Border meet held ahead of large protest
Cambodian and Vietnamese officials yesterday met at the Council
of Ministers to discuss rising border tensions, as villagers in Tbong
Khmum province again reported Vietnamese authorities had destroyed crops
in the disputed area.
Concluding tomorrow, the talks, involving 25 officials from both
sides, are led by Cambodia’s senior minister in charge of border
affairs, Va Kim Hong, and his Vietnamese counterpart, Foreign Affairs
Deputy Minister Ho Xuam Son.
The talks were prompted by alleged Vietnamese encroachment in Kandal
and Ratanakkiri provinces and a violent clash between an opposition-led
group and Vietnamese authorities in Svay Rieng on June 28.
The latest case of border tensions, meanwhile, was yesterday reported in Tbong Khmum province’s Memot district.
It is the same area where villagers say their crops were sprayed with
poison by Vietnamese authorities in April, a complaint that has been
forwarded to a global chemical weapons watchdog.
Speaking yesterday, Phy Sreyna, a farmer in Choam commune, said three
Vietnamese soldiers armed with rifles and batons uprooted her crops on
Saturday morning.
Sreyna said she complained and, after district officials inspected the site, local authorities encouraged her to re-plant.
Vietnamese officials, also at the inspection, put Sreyna in touch
with their boss, who agreed her land was in Cambodia, but warned her
that half of her pond was in Vietnam.
Ou Oeun, acting Choam commune chief, said the Vietnamese had recently
started destroying crops, laying claim to the commune’s pond.
“People have planted on this land for generations. It is not Vietnam’s land,” Oeun said.
In this backdrop of rising tensions, opposition lawmakers Um Sam An
and Real Camerin yesterday continued preparations to lead 1,000 people
to another disputed zone in Svay Rieng’s Kampong Ro district.
Leaving on July 19, the group plans to visit border posts 202 and
203, where clashes between an opposition-led group and Vietnamese
authorities left more than a dozen injured on June 28.

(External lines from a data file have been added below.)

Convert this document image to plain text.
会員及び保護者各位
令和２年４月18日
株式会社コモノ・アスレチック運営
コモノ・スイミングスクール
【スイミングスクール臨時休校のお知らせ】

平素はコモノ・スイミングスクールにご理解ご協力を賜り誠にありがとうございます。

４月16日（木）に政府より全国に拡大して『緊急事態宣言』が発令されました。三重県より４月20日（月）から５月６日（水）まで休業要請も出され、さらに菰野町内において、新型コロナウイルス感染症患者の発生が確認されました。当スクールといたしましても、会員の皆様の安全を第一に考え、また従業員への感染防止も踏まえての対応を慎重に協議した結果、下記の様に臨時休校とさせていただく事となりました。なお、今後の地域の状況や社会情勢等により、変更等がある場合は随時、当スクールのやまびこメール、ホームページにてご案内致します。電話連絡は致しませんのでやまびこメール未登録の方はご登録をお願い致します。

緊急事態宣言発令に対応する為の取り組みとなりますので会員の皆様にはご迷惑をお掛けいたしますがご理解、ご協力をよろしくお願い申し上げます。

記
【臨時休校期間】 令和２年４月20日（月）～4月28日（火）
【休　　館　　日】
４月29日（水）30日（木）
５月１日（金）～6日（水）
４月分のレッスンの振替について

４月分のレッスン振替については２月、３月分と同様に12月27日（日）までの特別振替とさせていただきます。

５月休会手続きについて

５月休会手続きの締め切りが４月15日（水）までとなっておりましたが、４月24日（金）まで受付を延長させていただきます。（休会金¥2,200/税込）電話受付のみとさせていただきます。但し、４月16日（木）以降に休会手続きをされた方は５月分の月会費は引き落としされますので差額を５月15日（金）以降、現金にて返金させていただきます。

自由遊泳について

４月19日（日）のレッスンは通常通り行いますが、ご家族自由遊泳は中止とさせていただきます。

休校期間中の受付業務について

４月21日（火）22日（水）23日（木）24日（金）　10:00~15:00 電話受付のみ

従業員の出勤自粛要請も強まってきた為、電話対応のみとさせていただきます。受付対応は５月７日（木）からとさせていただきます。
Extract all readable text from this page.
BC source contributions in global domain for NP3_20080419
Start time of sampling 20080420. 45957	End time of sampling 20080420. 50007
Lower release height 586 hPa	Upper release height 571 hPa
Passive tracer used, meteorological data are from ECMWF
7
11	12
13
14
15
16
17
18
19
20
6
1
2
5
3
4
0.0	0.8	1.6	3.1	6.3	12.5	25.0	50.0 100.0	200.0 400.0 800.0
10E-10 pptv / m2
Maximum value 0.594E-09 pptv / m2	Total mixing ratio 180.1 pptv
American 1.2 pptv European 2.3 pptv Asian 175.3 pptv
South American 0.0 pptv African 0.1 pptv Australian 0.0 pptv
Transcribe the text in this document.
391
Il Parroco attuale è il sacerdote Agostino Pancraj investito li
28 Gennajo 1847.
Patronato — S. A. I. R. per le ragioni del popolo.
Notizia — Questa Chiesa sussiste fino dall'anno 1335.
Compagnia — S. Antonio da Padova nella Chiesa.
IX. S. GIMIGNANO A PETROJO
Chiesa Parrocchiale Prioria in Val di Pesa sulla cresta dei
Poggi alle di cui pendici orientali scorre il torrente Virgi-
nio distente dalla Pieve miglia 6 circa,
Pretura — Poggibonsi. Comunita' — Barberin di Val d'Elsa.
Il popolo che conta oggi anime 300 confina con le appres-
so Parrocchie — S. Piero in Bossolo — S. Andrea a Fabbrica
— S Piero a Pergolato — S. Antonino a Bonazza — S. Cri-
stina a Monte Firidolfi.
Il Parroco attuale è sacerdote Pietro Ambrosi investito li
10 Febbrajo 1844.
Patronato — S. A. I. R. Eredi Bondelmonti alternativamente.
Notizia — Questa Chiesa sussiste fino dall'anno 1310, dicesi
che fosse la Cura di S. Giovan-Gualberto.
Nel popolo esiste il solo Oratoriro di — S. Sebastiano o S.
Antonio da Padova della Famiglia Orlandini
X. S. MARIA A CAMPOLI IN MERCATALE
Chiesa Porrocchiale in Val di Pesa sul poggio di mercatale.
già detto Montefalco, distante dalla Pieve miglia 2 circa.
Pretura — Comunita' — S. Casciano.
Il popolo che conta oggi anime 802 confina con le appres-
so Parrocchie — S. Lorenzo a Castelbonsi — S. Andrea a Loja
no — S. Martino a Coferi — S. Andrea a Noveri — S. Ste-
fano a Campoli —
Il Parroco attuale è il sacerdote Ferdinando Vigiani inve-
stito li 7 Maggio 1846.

Camerin said ruling party lawmakers and Va Kim Hong would be invited
on the expedition, and that there were “a lot of people” asking to go.
He rejected the assertion that they were causing trouble for
political gain, saying Kim Hong should “know the reality” of Vietnamese
encroachment.
Svay Rieng authorities, who were notified yesterday, lent their
tentative support to the plan, saying they would defend the activists’
march if permitted by the Interior Ministry.